Charles Payne Says Poverty Can Feel ‘A Little Comfortable’ in U.S.
By Meredith Bennett-Smith
A Fox News contributor recently said United States programs, such as welfare and food stamps, can make poverty start to feel “a little comfortable.”
Appearing Saturday on the Fox program “Cavuto on Business,” Charles Payne said his observations were based on personal experience.
“There’s this idea that between the food stamps and the welfare and the earned income tax credit and the child tax credit and the local programs, you know, it gets a little comfortable to be in poverty,” Payne said during a discussion on food stamp usage. “Listen, I’ve lived it first hand. I’ve seen when people don’t go to work because they get everything paid for them.
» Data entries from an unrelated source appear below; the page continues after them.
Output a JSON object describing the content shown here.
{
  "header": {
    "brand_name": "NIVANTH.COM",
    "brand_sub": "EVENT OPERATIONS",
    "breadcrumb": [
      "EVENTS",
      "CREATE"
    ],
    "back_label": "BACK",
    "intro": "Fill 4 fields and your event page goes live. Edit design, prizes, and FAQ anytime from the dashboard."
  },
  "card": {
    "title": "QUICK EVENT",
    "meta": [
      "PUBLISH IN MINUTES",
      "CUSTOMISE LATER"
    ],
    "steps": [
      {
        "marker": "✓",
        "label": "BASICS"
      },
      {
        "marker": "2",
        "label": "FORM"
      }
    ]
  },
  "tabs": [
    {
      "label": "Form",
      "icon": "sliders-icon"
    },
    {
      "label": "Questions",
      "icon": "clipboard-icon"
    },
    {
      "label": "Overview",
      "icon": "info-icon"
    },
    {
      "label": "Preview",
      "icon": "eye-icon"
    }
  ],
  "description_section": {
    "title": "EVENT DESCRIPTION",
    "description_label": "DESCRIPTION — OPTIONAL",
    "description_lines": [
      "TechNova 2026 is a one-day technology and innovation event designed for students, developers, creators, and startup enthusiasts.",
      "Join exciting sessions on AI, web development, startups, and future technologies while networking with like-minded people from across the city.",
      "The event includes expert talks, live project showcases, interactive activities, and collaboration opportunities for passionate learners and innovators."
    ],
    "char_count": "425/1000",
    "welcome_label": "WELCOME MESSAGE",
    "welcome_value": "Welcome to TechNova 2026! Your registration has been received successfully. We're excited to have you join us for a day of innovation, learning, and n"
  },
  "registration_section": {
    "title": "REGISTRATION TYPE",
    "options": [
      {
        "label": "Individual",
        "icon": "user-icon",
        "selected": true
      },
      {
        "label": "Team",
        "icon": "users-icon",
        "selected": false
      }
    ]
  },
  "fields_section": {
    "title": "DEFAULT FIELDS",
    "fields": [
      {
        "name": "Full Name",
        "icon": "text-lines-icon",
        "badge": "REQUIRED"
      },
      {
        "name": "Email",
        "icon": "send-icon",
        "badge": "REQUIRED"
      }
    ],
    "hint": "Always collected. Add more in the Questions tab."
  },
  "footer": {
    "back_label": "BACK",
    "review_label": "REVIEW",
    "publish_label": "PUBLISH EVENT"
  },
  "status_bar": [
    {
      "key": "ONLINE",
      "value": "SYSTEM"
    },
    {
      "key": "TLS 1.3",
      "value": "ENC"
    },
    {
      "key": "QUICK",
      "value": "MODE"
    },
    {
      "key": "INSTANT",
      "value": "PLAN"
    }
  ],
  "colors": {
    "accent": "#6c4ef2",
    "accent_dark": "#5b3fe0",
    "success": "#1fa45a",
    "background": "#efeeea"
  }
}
The incentive is not there.”
Although one of the panelists cut in to warn Payne against “beat[ing] up on poor people taking food stamps,” host Neil Cavuto asked whether too many people were on food stamps and suggested some beneficiaries may not need the help.
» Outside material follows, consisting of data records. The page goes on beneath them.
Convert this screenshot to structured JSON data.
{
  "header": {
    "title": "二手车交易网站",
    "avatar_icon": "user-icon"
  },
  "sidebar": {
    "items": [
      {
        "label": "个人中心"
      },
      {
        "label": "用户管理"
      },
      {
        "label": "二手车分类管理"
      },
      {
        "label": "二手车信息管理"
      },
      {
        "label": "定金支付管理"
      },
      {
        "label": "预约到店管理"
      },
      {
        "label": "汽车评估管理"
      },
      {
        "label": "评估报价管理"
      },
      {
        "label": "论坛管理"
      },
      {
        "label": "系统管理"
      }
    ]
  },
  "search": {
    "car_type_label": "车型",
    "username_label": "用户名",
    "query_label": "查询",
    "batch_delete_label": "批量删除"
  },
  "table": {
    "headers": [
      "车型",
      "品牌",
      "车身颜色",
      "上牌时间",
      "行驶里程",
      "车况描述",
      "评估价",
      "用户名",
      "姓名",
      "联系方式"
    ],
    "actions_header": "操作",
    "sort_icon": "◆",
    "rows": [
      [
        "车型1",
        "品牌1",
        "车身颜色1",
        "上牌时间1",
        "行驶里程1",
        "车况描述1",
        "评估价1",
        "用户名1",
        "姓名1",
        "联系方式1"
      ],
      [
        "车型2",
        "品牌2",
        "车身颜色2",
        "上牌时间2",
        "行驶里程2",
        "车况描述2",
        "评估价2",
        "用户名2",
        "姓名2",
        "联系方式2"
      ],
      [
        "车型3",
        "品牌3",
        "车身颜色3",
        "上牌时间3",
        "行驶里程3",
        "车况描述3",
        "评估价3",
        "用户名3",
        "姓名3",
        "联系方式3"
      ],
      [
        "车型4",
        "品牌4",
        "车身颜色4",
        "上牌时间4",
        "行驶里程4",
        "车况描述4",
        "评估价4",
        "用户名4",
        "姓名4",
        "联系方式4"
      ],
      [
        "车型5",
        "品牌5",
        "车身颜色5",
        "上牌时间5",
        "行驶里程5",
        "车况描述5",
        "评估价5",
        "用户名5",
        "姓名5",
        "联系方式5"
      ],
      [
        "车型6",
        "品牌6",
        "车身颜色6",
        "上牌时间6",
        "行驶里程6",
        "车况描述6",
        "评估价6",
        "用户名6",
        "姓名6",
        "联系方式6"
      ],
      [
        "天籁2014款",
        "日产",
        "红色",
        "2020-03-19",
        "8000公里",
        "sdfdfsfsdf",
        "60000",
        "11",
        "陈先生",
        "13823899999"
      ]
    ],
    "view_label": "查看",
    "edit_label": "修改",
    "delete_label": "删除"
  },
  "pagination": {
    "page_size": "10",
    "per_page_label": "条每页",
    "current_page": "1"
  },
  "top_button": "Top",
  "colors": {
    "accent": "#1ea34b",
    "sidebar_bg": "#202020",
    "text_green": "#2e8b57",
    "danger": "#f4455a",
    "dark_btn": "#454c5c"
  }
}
According to government figures from March 8, 2013, more than 47 million Americans currently receive help from the Supplemental Nutrition Assistance Program (better known as food stamps).
Payne’s poverty comments come on the heels of a similar interview he gave March 28 on Fox News’ America’s Newsroom. During that appearance Payne said “there is never a push to get people off food stamps.”
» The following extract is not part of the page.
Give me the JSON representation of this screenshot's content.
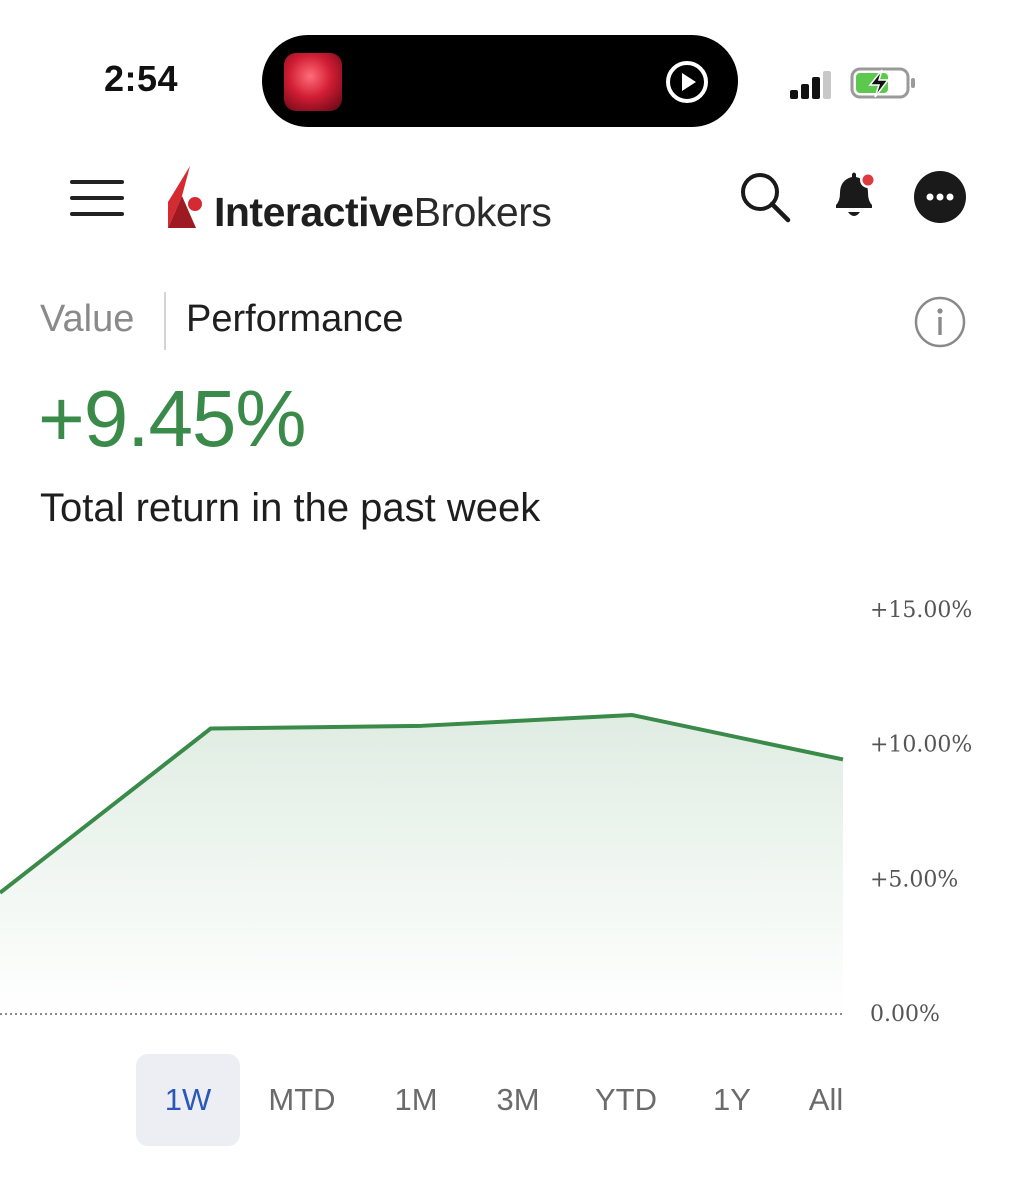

“I know there’s a big thing trying to de-stigmatize food stamps,” Payne told host Martha MacCallum.
“But the good part about the stigma is actually does serve as an impetus to get people off of it.”
Raw Story notes that Payne seems to be “repeating a common meme among many conservatives who believe that helping poor people keeps them poor and only fosters dependence and the growth of state benefit payments.”
This opinion, however, contrasts with other reports that conclude food stamps have led to a decline in poverty during the first decade of the 21st century.